There is No Association Between Patient Outcomes and Demographics in an Open-Label Safety and Efficacy Study of RBX2660, a Microbiota-Based Drug for Recurrent Clostridium difficile Infection

Arnab Ray MD, Gail Hecht MD, Robert Orenstein DO, Christine Lee MD, Erik R. Dubberke MD, MSPH, Sahil Khanna MBBS, Ken Blount PhD

Background

• Multiple microbiota therapeutics are currently in clinical development for preventing recurrent Clostridium difficile infection (rCDI) in multi-recurrent patients.
• As these therapies move closer to potential approval, it will be important to assess their broad utility among demographic groups.
• In a recent double-blind, placebo-controlled Phase 2B trial of RBX2660, a standardized microbiota-based drug, there were no differences in efficacy among key demographic designations.
• Herein, we evaluated data from a Phase 2 controlled open-label trial of RBX2660 to determine whether rCDI prevention differed in relationship to age, sex, or geographic region.

Methods

• Data analyzed were from a prospective, multicenter, open-label Phase 2 study (NCT02589847) consisting of an RBX2660 treatment arm and a historical control group.
• Key inclusion criteria: >18 years old with documentation of either 2 recurrences after a primary episode and has completed at least two rounds of standard-of-care oral antibiotic therapy, or at least 2 episodes of severe CDI resulting in hospitalization; a positive stool test for the presence of toxigenic C. difficile within 60 days prior to enrollment.
• Key exclusion criteria: History of inflammatory bowel disease (ulcerative colitis, Crohn’s disease or microscopic colitis), irritable bowel syndrome, chronic diarrhea, celiac disease, colostomy; evidence of active colitis; planned surgery that will require perioperative antibiotics within 6 months of treatment; compromised immune system (white blood cell count <1000 cells/μL).
• Antibiotics were discontinued 24-48 hours prior to administration of the first enema.
• Patients received up to 2 RBX2660 ddoses elivered via enema with doses 7 +/- 2 days apart.
• Safety was assessed via a patient diary: in clinic at 1, 4, and 8 weeks and via telephone at 2, 3, between 5-7 weeks, and at 3, 6, 12 and 24 months.
• Success was defined as the absence of CDI at 8 weeks following completion of the last treatment.
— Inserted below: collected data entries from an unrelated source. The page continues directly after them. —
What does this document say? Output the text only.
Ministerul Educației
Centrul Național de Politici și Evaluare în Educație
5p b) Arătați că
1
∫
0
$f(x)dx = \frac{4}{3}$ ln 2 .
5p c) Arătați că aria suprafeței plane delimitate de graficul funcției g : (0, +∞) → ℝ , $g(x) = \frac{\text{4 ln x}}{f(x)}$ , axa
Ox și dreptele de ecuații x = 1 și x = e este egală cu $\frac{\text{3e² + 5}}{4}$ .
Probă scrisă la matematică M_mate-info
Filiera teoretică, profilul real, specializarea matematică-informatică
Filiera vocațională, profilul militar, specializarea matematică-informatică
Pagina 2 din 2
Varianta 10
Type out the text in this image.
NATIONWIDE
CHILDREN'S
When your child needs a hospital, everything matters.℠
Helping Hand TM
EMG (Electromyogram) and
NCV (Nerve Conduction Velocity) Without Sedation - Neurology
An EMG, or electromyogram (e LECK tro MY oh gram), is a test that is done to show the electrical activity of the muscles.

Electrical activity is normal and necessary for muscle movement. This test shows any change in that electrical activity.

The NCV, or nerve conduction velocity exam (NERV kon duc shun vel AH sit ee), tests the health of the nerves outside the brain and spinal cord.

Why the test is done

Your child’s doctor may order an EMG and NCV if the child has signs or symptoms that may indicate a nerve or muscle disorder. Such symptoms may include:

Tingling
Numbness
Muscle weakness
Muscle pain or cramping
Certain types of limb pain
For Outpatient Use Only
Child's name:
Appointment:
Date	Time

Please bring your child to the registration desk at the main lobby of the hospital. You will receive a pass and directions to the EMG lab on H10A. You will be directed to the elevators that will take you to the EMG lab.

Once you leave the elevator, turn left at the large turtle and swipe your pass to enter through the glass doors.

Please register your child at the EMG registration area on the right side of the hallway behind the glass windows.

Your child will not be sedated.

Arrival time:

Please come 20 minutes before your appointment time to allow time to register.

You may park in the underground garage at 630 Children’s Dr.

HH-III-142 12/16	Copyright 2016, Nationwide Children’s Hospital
Patients were classified as a treatment failure if all four (4) of the following criteria were met: recurrence of diarrhea less than 8 weeks after administration of the last assigned study enema, a positive laboratory diagnosis of C. difficile as conducted and reported by the study investigator, a need for retreatment for CDI, and no other cause for diarrhea.
• Pearson’s chi-square test or a Fisher’s exact test was used to compared the proportion of subjects in the treatment arm who were recurrence-free to the proportion of historical controls who were recurrence-free.

Results

• See poster (PDF 216 KB)

Conclusions

• The efficacy outcome of RBX2660 did not depend on sex, age, or region of the clinical trial center.
• RBX2660 demonstrates benefit across a broad patient population.